Ein weiteres Ergebnis meiner Untersuchungen ist, dass sich die fünf untersuchten Flächen nicht in ihrer Deckung von Keimlingen und Jungpflanzen der Stieleiche in der Krautschicht unterscheiden. In den naturfernen Flächen (kein LRT, LRT 91F0 EHZ C) kommen Keimlinge und Jungpflanzen der Stieleiche nicht häufiger vor als in den naturnäheren Flächen (LRT 91F0 EHZ A, B). Es wurde angenommen, dass die naturferneren Flächen, die in der Vergangenheit stärker durchforstet wurden, ein lichteres Kronendach aufweisen und somit mehr Licht am Waldboden ankommt. Doch die Deckung der Baumschicht in den untersuchten Vegetationsaufnahmen war fast immer sehr hoch. Die Stieleiche war insgesamt bei den Vegetationsaufnahmen sowohl in der Baumschicht als auch in der Strauch- und Krautschicht nur mit geringer Dichte vertreten, obwohl die Art typisch für die Hartholzaue ist. Viele Tierarten nutzen die Art als Lebensraum oder sind sogar auf die Art angewiesen wie zum Beispiel die Bechsteinfledermaus (Dietz & Pir 2009) oder der seltene Mittelspecht (COLDITZ 1994).

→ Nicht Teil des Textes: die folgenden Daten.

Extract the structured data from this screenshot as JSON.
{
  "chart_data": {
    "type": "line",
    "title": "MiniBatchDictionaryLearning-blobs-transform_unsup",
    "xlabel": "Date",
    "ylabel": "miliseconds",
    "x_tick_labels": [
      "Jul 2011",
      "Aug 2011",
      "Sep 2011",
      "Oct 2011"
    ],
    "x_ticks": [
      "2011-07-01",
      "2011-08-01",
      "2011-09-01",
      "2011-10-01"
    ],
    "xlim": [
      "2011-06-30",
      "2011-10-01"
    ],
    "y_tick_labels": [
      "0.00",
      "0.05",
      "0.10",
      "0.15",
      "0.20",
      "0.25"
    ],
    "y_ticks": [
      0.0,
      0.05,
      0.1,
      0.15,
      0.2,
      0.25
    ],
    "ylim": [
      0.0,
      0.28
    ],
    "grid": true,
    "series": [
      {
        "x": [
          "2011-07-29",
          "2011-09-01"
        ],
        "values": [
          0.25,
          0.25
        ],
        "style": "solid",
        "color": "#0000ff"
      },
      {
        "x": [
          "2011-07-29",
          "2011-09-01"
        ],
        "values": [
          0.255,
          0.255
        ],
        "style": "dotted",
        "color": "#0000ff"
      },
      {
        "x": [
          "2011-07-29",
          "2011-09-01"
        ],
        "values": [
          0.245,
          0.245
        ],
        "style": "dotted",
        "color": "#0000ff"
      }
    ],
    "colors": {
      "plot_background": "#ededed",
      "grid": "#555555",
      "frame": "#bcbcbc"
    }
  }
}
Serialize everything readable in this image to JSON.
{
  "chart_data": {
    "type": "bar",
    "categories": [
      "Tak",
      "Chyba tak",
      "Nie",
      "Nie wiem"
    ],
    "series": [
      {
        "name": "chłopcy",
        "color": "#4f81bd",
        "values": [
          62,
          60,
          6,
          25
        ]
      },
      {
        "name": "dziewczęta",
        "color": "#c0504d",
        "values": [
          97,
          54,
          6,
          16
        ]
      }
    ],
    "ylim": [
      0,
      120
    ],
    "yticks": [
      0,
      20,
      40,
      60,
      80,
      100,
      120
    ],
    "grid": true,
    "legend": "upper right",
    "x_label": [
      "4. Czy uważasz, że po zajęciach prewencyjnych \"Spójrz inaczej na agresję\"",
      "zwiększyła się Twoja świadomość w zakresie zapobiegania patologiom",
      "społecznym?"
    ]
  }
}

Es ist daher besonders tragisch, wenn die Stieleiche dann in der Etablierungsphase fehlt. Die Autoren Reif et al. (2016) fanden heraus, dass die Art Substratdynamik nach Hochwasserereignissen und die natürliche Auensukzession braucht. Doch der Mensch hat in die natürlichen Prozesse eingegriffen wie zum Beispiel bei der Rheinkorrektur. Eine natürliche Auensukzession ist somit heute nicht mehr möglich. Der Mensch muss also eingreifend tätig werden und die Stieleiche fördern. Diese Auffassung vertritt auch die Stadt Speyer. So sind, trotz Prozessschutz, zur Wiederherstellung einer natürlichen Hartholzaue Maßnahmen der Hege und Pflege im südlichen Speyerer Auwald erlaubt. Es wurden daher in naturfernen Bereichen 30 „Klumpen“ bestehend aus 25 Jungpflanzen der Stieleiche gepflanzt.

Geophyt Vielblütige Weißwurz (Polygonatum multiflorum)
Geophyt Vielblütige Weißwurz (Polygonatum multiflorum)

Empfehlungen für Untersuchungen im zukünftigen Monitoring

Die Kartierung der Frühjahrsgeophyten, der Auenamphibien und der Vögel sollten periodisch mindestens alle acht, die Vegetationsaufnahmen alle zehn Jahre wiederholt werden. Es wird weiterhin vorgeschlagen, die Ermittlung der Totholzqualität nach der Methode von Lorenz (2005) alle zehn bis 15 Jahre durchzuführen. Ggf. können zusätzlich Pilze und Fledermäuse untersucht werden, da beide Gruppen als Indikatoren für naturnahe Wälder gelten.

Für die Auswertung der Vegetation habe ich Zielarten ausgewählt. Beim nächsten Durchgang der Kartierung in 10 Jahren (2028) muss bei der Auswertung folgenden Fragen nachgegangen werden: Wurden die ausgewählten Zielarten in den Vegetationsaufnahmen erfasst? Welche Deckungen weißen sie auf? Wie haben sich die mittleren Deckungen der Zielarten pro ausgewählter Fläche entwickelt? Sind die Deckungen angestiegen, gleichgeblieben oder zurückgegangen?

Quellen

Colditz, G. (1994): Auen, Moore, Feuchtwiesen. Gefährdung und Schutz von Feuchtgebieten. Birkhäuser Verlag. Basel-Boston-Berlin.

Dietz, M. und Pir, J. B. (2009): Distribution and habitat selection of Myotis bechsteinii in Luxembourg: implications for forest management and conservation. Folia. Zool. 58 (3), 327 – 340.

Hellmold, C., Schmidt, W. (1989): Energiegehalt und Energiebilanz der Krautschicht. Verh. Ges. Ökol. 17, 177-188.

Jäger, E. J. (2011): Exkursionsflora von Deutschland. Gefäßpflanzen: Grundband. 20. Auflage. Spektrum Akademischer Verlag. Heidelberg.

Lorenz, J. (2005): Schnellmethode der Totholz-Strukturkartierung. Eine Methode zur Bewertung von Waldbeständen in FFH-Gebieten und Naturwaldreservaten. Naturschutz und Landschaftsplanung 37, (11), 342-349.

Oberdorfer, E. (1992): Süddeutsche Pflanzengesellschaften. Teil IV : Wälder und Gebüsche. B. Tabellenband. 2. Stark bearbeitete Auflage. Freiburg i. Br.

Reif, A., Baumgärtel, R., Dister, E., Schneider, E. (2016): Zur Natürlichkeit der Stiel-Eiche (Quercus robur L.) in Flussauen Mitteleuropas – eine Fallstudie aus dem Naturschutzgebiet „Kühkopf-Knoblochsaue“ am hessischen Oberrhein. Waldökologie, Landschaftsforschung und Naturschutz 15, 69-92.